The idea that the next generation differs from those that came before is not new, but there are certain accelerants superheating the most recent outbreak of intergenerational panic.
Technology is the obvious one – the impact it is having on social interaction, on careers and on mental health are all live questions (although these are not limited to the young).
Related are the shifts in politics, the emergence of new existential threats – first among which is the climate crisis – and the financial strain that is being loaded on to young shoulders.
So what is it like to teach Gen Z students? How much truth do those spending time at the front of the classroom find in this popular analysis? Are today’s students melting like the polar ice, or is the snowflake narrative a lot of hot air?

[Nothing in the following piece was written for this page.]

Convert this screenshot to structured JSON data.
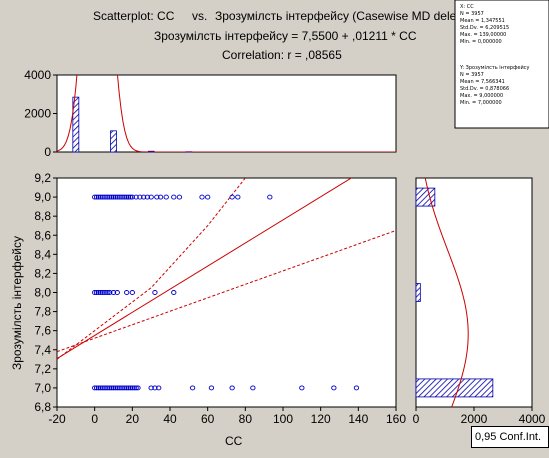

In our cover story, we ask six scholars for their perspectives, with contributions from Australia, the US and the UK. As one would expect, they offer a range of thoughts, but one thread running through several is the sense that everything has changed, but fundamentally very little has changed.

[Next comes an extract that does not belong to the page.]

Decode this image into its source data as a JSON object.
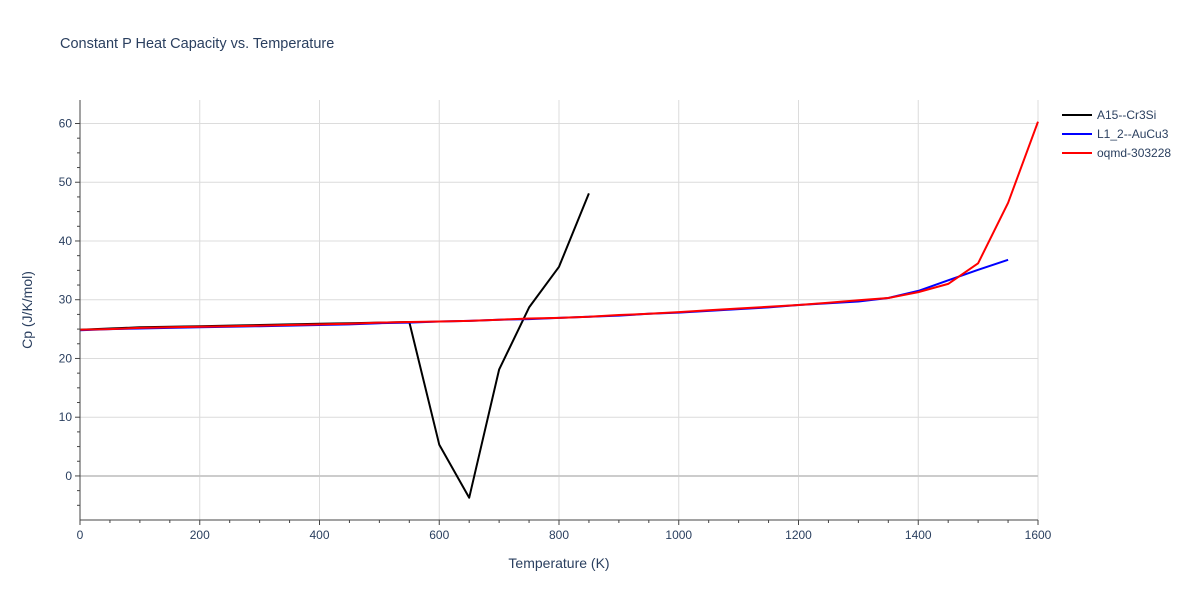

Mark Aspinwall, who has worked in senior roles at universities in both Scotland and Mexico, acknowledges that it is “hard to know how objective we are being when we judge the current generation” because “if we feel students are getting more irritating, perhaps we are just experiencing the other side of the intergenerational perspective”.

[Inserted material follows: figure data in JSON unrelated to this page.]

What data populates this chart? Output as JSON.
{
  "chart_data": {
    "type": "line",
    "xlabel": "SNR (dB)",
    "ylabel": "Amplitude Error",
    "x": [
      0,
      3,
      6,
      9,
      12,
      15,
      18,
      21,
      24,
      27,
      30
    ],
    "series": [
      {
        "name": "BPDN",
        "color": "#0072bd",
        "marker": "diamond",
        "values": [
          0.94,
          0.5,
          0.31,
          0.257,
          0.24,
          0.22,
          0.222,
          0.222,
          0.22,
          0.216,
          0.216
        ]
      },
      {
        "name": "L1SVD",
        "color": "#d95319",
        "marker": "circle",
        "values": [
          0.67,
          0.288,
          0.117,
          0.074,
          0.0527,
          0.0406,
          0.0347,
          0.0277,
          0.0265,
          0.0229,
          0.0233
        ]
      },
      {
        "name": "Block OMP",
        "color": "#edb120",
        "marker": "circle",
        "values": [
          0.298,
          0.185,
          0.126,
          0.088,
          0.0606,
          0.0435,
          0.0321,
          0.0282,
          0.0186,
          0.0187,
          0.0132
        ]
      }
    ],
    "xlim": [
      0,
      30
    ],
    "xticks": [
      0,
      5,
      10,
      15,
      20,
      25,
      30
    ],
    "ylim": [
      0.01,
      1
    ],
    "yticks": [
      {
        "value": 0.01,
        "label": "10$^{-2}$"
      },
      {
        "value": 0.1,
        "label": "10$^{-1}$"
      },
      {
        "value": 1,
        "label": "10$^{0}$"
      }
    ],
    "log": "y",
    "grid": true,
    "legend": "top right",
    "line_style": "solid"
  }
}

While he notes that students do seem needier in terms of the feedback and level of instruction they require, and far more cite special circumstances than he has experienced in the past, “in terms of actual learning, I don’t see any real change”.
His conclusion, ultimately, is that “the best way to help students is simply to be there for them. Whatever else we do, we’re responsible for their development. This requires time – as well as sensitivity, compassion and patience.”
This sense that it is time and attention that is needed most is mirrored in a new book, The College Dropout Scandal, by David Kirp of the University of California, Berkeley. It argues that the shockingly high non-completion rate in the US – and it is shocking that 40 per cent of students who enrol do not graduate – is being allowed to fester when potential solutions are clear.
“Some students leave school because of money woes, others realise that college isn’t right for them,” Kirp writes. “But many depart because the institution hasn’t given them the ‘we-have-your-back’ support they need.” Non-completion may be an extreme manifestation of a failed bond between student and university, but the lessons are relevant more broadly to the needs of today’s learners, and mirror comments in our cover story.
While the solutions to the US dropout crisis “do not need to be fanciful”, they do require intensive and sustained attention – to “be there” for students, to repeat Aspinwall’s words – and that is the central problem Kirp identifies: that for too many colleges, other priorities come first.
This is the institutional equivalent of the lack of time that many scholars feel they have to engage with their own students in the way that they would like to – or to the degree that students need.
Resolving this, then, requires buy-in from the top down. As Kirp puts it: “Unless university leaders are up for the challenge – unless they regard student success not as a risky business but as a moral imperative – the dropout problem won’t be solved.”